(Dünden devam ediyoruz)
Konuşmacılardan birisi olan Tarihçi Ekrem Önen de Lozan'ın sadece anlaşmayı anlatarak anlaşılamayacağına vurgu yaparak Osmanlının son döneminde cereyan eden olayları anlattı.
Lozan'dan önce Skyes-Picot anlaşması ile İngilizler, Fransızlar ve Ruslar tarafından Kürdistan'ın bölünme projesinin hazırlandığını kaydeden Önen, bu bölünmenin fiilen de hayata geçirildiğini söyledi.
Kürtlerin günümüzde uluslararası güçlerin siyasetini çok iyi okuması gerektiğini ifade eden Ekrem Önen, "Bugün konjonktürel beyanlar üzerinde siyasetimizi inşa ediyoruz. Putin'in Biden'ın sözlerine bel bağlıyoruz. Oysa Kürtler faktör olmaktan kurtulup aktör olmalı. Bugün de devletler bizim adımıza siyaset yapıyor ama biz masada yokuz. Biz bu durumdan kurtulmaz isek kanaatimce Lozan tekrarlanır" ifadelerini kullandı.
Felsefeci Hasan Yıldız da aynı mantıktaki sunumunda yine tarihe iftira attı:
Lozan'da haksızlığa uğrayan, kendi topraklarında isimsizleştirilenlerin Kürtler olduğunu kaydeden Yıldız, "Kürtlerin soydan ve topraktan gelen hakları konusunda başvuracağı yasal zemin ortadan kaldırılıyordu; Çünkü onlar nasıl olsa Müslüman idiler.
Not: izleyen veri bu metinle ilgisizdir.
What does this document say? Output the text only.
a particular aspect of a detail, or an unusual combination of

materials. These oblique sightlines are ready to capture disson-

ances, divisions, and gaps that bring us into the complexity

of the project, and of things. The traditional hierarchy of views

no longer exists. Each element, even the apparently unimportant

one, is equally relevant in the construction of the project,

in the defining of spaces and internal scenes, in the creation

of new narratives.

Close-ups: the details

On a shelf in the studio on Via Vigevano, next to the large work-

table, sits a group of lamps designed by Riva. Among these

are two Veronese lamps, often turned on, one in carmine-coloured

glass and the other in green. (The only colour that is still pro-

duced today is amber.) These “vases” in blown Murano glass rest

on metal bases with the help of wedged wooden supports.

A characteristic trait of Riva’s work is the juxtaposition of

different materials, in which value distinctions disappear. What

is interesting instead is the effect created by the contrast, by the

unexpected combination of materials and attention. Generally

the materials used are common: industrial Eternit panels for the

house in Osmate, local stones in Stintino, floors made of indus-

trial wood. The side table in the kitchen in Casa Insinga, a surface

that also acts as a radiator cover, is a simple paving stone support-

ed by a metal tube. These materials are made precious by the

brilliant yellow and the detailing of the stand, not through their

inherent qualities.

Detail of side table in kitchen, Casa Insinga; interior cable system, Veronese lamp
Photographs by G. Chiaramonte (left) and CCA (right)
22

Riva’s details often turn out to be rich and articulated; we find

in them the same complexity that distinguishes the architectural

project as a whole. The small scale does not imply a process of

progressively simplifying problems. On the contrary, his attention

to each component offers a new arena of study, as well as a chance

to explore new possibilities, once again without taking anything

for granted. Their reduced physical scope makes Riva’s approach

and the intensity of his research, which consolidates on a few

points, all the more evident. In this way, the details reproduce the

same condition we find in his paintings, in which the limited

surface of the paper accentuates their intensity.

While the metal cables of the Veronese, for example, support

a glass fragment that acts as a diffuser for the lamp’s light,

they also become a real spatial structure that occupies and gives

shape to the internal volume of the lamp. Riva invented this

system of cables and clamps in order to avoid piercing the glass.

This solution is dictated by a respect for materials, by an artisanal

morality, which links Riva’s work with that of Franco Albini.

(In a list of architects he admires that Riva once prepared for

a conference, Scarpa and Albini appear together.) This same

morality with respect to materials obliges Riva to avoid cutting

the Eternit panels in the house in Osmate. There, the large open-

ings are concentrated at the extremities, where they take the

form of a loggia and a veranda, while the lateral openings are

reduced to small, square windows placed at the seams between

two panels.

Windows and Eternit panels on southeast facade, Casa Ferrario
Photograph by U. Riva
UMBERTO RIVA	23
Lozan' da elde edilen bu konsensüs, Irak ve Suriye cephesinde de uygulanacak ve 'Müslüman bir ülkede Müslüman bir azınlığın olmayacağı' görüşünden hareketle, bu devletlerde Kürtler, Müslüman olmanın bedelini siyasi haklarından mahrum olarak ödeyeceklerdi. 1925 yılında Londra'da hazırlanan Irak Anayasası'nda Kürtlere yer verilmedi" dedi.
Öte yandan Kürt Diaspora Konfederasyonu (DİAKURD) Lozan Anlaşması'nın 100'üncü yılında "Kürt halkının ihlal edilen self-determinasyon hakkının uygulanması için Türkiye Cumhurbaşkanlığı'na yaptığı başvurudan yanıt alamadığı için uluslararası hukuk yollarına başvuruda bulunduğunu" açıklamıştı.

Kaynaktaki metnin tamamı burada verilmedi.